This repository contains the code for CCMH (Cross-Condition Mental Health), an intelligent decision support system for mental health text analysis using Blind Source Separation (BSS) methods.

📄 Paper

Title: CCMH: An Intelligent System for Cross-Condition Mental Health Text Analysis via Semantic Dictionary Learning

Status: Submitted to Expert Systems With Applications

Authors: Muhammad Usman Khalid, Shafiq ur Rehman, Malik Muhammad Nauman, Hatoon S. AlSagri, Sheikh Naeem Shafqat

📊 Dataset

This project uses the Reddit Mental Health Dataset by Low et al. (2020).

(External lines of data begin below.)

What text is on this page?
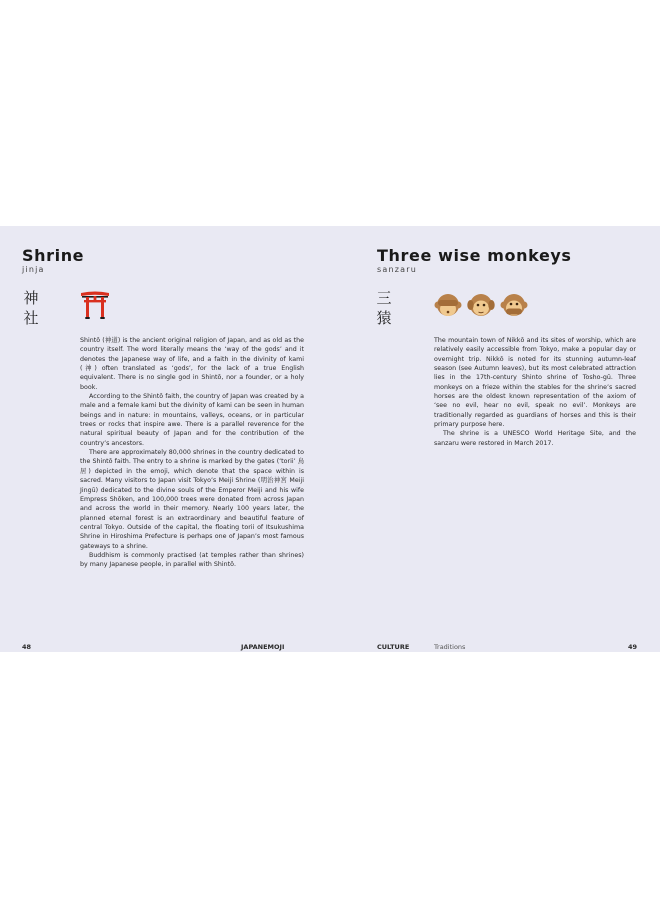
Shrine
jinja
神
社

Shintō (神道) is the ancient original religion of Japan, and as old as the country itself. The word literally means the ‘way of the gods’ and it denotes the Japanese way of life, and a faith in the divinity of kami (神) often translated as ‘gods’, for the lack of a true English equivalent. There is no single god in Shintō, nor a founder, or a holy book.

According to the Shintō faith, the country of Japan was created by a male and a female kami but the divinity of kami can be seen in human beings and in nature: in mountains, valleys, oceans, or in particular trees or rocks that inspire awe. There is a parallel reverence for the natural spiritual beauty of Japan and for the contribution of the country’s ancestors.

There are approximately 80,000 shrines in the country dedicated to the Shintō faith. The entry to a shrine is marked by the gates (‘torii’ 鳥居) depicted in the emoji, which denote that the space within is sacred. Many visitors to Japan visit Tokyo’s Meiji Shrine (明治神宮 Meiji Jingū) dedicated to the divine souls of the Emperor Meiji and his wife Empress Shōken, and 100,000 trees were donated from across Japan and across the world in their memory. Nearly 100 years later, the planned eternal forest is an extraordinary and beautiful feature of central Tokyo. Outside of the capital, the floating torii of Itsukushima Shrine in Hiroshima Prefecture is perhaps one of Japan’s most famous gateways to a shrine.

Buddhism is commonly practised (at temples rather than shrines) by many Japanese people, in parallel with Shintō.

48	JAPANEMOJI
Three wise monkeys
sanzaru
三
猿

The mountain town of Nikkō and its sites of worship, which are relatively easily accessible from Tokyo, make a popular day or overnight trip. Nikkō is noted for its stunning autumn-leaf season (see Autumn leaves), but its most celebrated attraction lies in the 17th-century Shinto shrine of Tosho-gū. Three monkeys on a frieze within the stables for the shrine’s sacred horses are the oldest known representation of the axiom of ‘see no evil, hear no evil, speak no evil’. Monkeys are traditionally regarded as guardians of horses and this is their primary purpose here.

The shrine is a UNESCO World Heritage Site, and the sanzaru were restored in March 2017.

CULTURE	Traditions	49
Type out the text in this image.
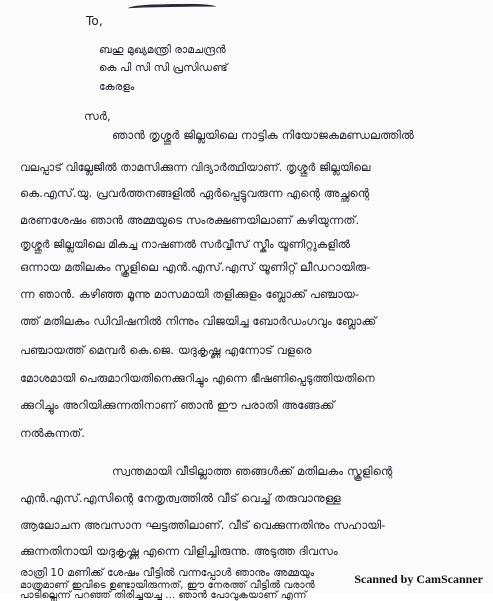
To,
ബഹു മുഖ്യമന്ത്രി രാമചന്ദ്രൻ
കെ പി സി സി പ്രസിഡണ്ട്
കേരളം
സർ,
ഞാൻ തൃശ്ശൂർ ജില്ലയിലെ നാട്ടിക നിയോജകമണ്ഡലത്തിൽ
വലപ്പാട് വില്ലേജിൽ താമസിക്കുന്ന വിദ്യാർത്ഥിയാണ്. തൃശ്ശൂർ ജില്ലയിലെ
കെ.എസ്.യു. പ്രവർത്തനങ്ങളിൽ ഏർപ്പെട്ടുവരുന്ന എന്റെ അച്ഛന്റെ
മരണശേഷം ഞാൻ അമ്മയുടെ സംരക്ഷണയിലാണ് കഴിയുന്നത്.
തൃശ്ശൂർ ജില്ലയിലെ മികച്ച നാഷണൽ സർവ്വീസ് സ്കീം യൂണിറ്റുകളിൽ
ഒന്നായ മതിലകം സ്കൂളിലെ എൻ.എസ്.എസ് യൂണിറ്റ് ലീഡറായിരു-
ന്ന ഞാൻ. കഴിഞ്ഞ മൂന്നു മാസമായി തളിക്കുളം ബ്ലോക്ക് പഞ്ചായ-
ത്ത് മതിലകം ഡിവിഷനിൽ നിന്നും വിജയിച്ച ബോർഡംഗവും ബ്ലോക്ക്
പഞ്ചായത്ത് മെമ്പർ കെ.ജെ. യദുകൃഷ്ണ എന്നോട് വളരെ
മോശമായി പെരുമാറിയതിനെക്കുറിച്ചും എന്നെ ഭീഷണിപ്പെടുത്തിയതിനെ
ക്കുറിച്ചും അറിയിക്കുന്നതിനാണ് ഞാൻ ഈ പരാതി അങ്ങേക്ക്
നൽകുന്നത്.
സ്വന്തമായി വീടില്ലാത്ത ഞങ്ങൾക്ക് മതിലകം സ്കൂളിന്റെ
എൻ.എസ്.എസിന്റെ നേതൃത്വത്തിൽ വീട് വെച്ച് തരുവാനുള്ള
ആലോചന അവസാന ഘട്ടത്തിലാണ്. വീട് വെക്കുന്നതിനും സഹായി-
ക്കുന്നതിനായി യദുകൃഷ്ണ എന്നെ വിളിച്ചിരുന്നു. അടുത്ത ദിവസം
രാത്രി 10 മണിക്ക് ശേഷം വീട്ടിൽ വന്നപ്പോൾ ഞാനും അമ്മയും
മാത്രമാണ് ഇവിടെ ഉണ്ടായിരുന്നത്, ഈ നേരത്ത് വീട്ടിൽ വരാൻ
പാടില്ലെന്ന് പറഞ്ഞ് തിരിച്ചയച്ച ... ഞാൻ പോവുകയാണ് എന്ന്
Scanned by CamScanner
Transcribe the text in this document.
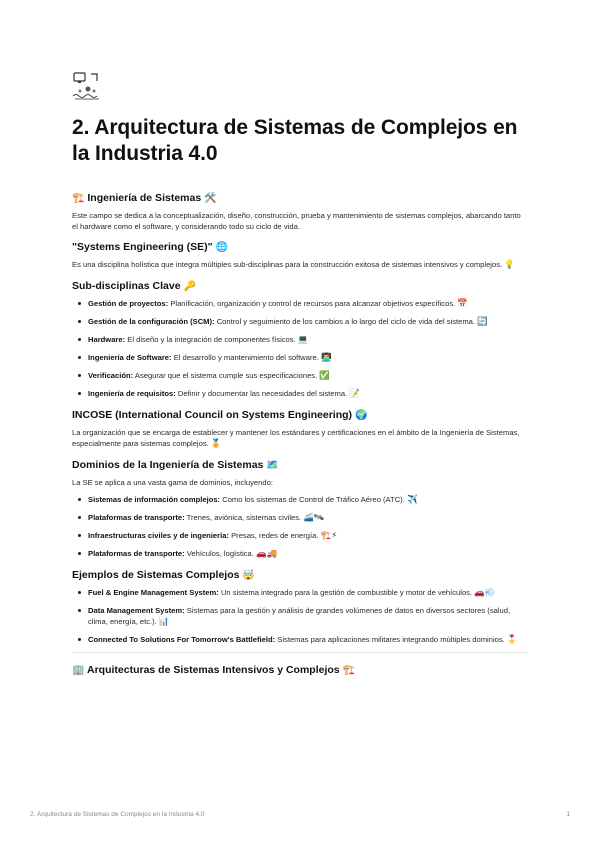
2. Arquitectura de Sistemas de Complejos en la Industria 4.0
🏗️ Ingeniería de Sistemas 🛠️

Este campo se dedica a la conceptualización, diseño, construcción, prueba y mantenimiento de sistemas complejos, abarcando tanto el hardware como el software, y considerando todo su ciclo de vida.

"Systems Engineering (SE)" 🌐

Es una disciplina holística que integra múltiples sub-disciplinas para la construcción exitosa de sistemas intensivos y complejos. 💡

Sub-disciplinas Clave 🔑
Gestión de proyectos: Planificación, organización y control de recursos para alcanzar objetivos específicos. 📅
Gestión de la configuración (SCM): Control y seguimiento de los cambios a lo largo del ciclo de vida del sistema. 🔄
Hardware: El diseño y la integración de componentes físicos. 💻
Ingeniería de Software: El desarrollo y mantenimiento del software. 👨‍💻
Verificación: Asegurar que el sistema cumple sus especificaciones. ✅
Ingeniería de requisitos: Definir y documentar las necesidades del sistema. 📝
INCOSE (International Council on Systems Engineering) 🌍

La organización que se encarga de establecer y mantener los estándares y certificaciones en el ámbito de la Ingeniería de Sistemas, especialmente para sistemas complejos. 🏅

Dominios de la Ingeniería de Sistemas 🗺️

La SE se aplica a una vasta gama de dominios, incluyendo:

Sistemas de información complejos: Como los sistemas de Control de Tráfico Aéreo (ATC). ✈️
Plataformas de transporte: Trenes, aviónica, sistemas civiles. 🚄🛰️
Infraestructuras civiles y de ingeniería: Presas, redes de energía. 🏗️⚡
Plataformas de transporte: Vehículos, logística. 🚗🚚
Ejemplos de Sistemas Complejos 🤯
Fuel & Engine Management System: Un sistema integrado para la gestión de combustible y motor de vehículos. 🚗💨
Data Management System: Sistemas para la gestión y análisis de grandes volúmenes de datos en diversos sectores (salud, clima, energía, etc.). 📊
Connected To Solutions For Tomorrow's Battlefield: Sistemas para aplicaciones militares integrando múltiples dominios. 🎖️
🏢 Arquitecturas de Sistemas Intensivos y Complejos 🏗️
2. Arquitectura de Sistemas de Complejos en la Industria 4.0	1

Download: https://zenodo.org/records/3941387

Citation:

Low, D. M., Rumker, L., Talkar, T., Torous, J., Cecchi, G., & Ghosh, S. S. (2020). 
Natural Language Processing Reveals Vulnerable Mental Health Support Groups and 
Heightened Health Anxiety on Reddit During COVID-19: Observational Study. 
Journal of Medical Internet Research, 22(10), e22635.

🚀 Getting Started

Prerequisites

  • MATLAB R2020a or later
  • Python 3.8+ (for sentence embeddings)
  • sentence-transformers library (pip install sentence-transformers)
  • Required MATLAB toolboxes:
    • Statistics and Machine Learning Toolbox
    • Signal Processing Toolbox

Installation

  1. Clone this repository:
git clone https://github.com/usmankhalid06/CCMH.git
cd CCMH
  1. Download the dataset from Zenodo

  2. Extract the dataset to your working directory

  3. Install Python dependencies:

pip install sentence-transformers pandas numpy

📁 File Structure

CCMH/
├── script_Sentence_Transformer_preCovid.m  # Main analysis pipeline
├── clean_reddit_post.m                      # Text preprocessing
├── get_sentence_embeddings.m                # Sentence transformer interface
├── find_K_multiple_criteria.m               # Dictionary size selection (AIC/BIC)
├── my_KSVD.m                               # K-SVD algorithm
├── my_ODL.m                                # Online Dictionary Learning
├── my_ACSD.m                               # Adaptive Consistent Sequential DL
├── SDL.m                                   # Shared Dictionary Learning (proposed)
├── my_sparse_encode.m                      # Sparse coding implementation
└── README.md

💻 Usage

Step 1: Preprocess Data

% Clean and preprocess Reddit posts
cleaned_text = clean_reddit_post(raw_posts);

Step 2: Generate Sentence Embeddings

% Generate 384-dimensional embeddings using all-MiniLM-L6-v2
embeddings = get_sentence_embeddings(cleaned_text);

Step 3: Run Main Analysis

% Execute complete pipeline
script_Sentence_Transformer_preCovid

This will:

  1. Load preprocessed data
  2. Determine optimal dictionary size (K) using AIC/BIC
  3. Learn dictionaries using all four algorithms
  4. Perform statistical validation
  5. Generate figures

📖 Core Functions

Dictionary Learning Algorithms

  • my_KSVD.m - K-SVD dictionary learning
  • my_ODL.m - Online dictionary learning with LARS
  • my_ACSD.m - Adaptive consistent sequential dictionary learning
  • SDL.m - Shared dictionary learning (our proposed method)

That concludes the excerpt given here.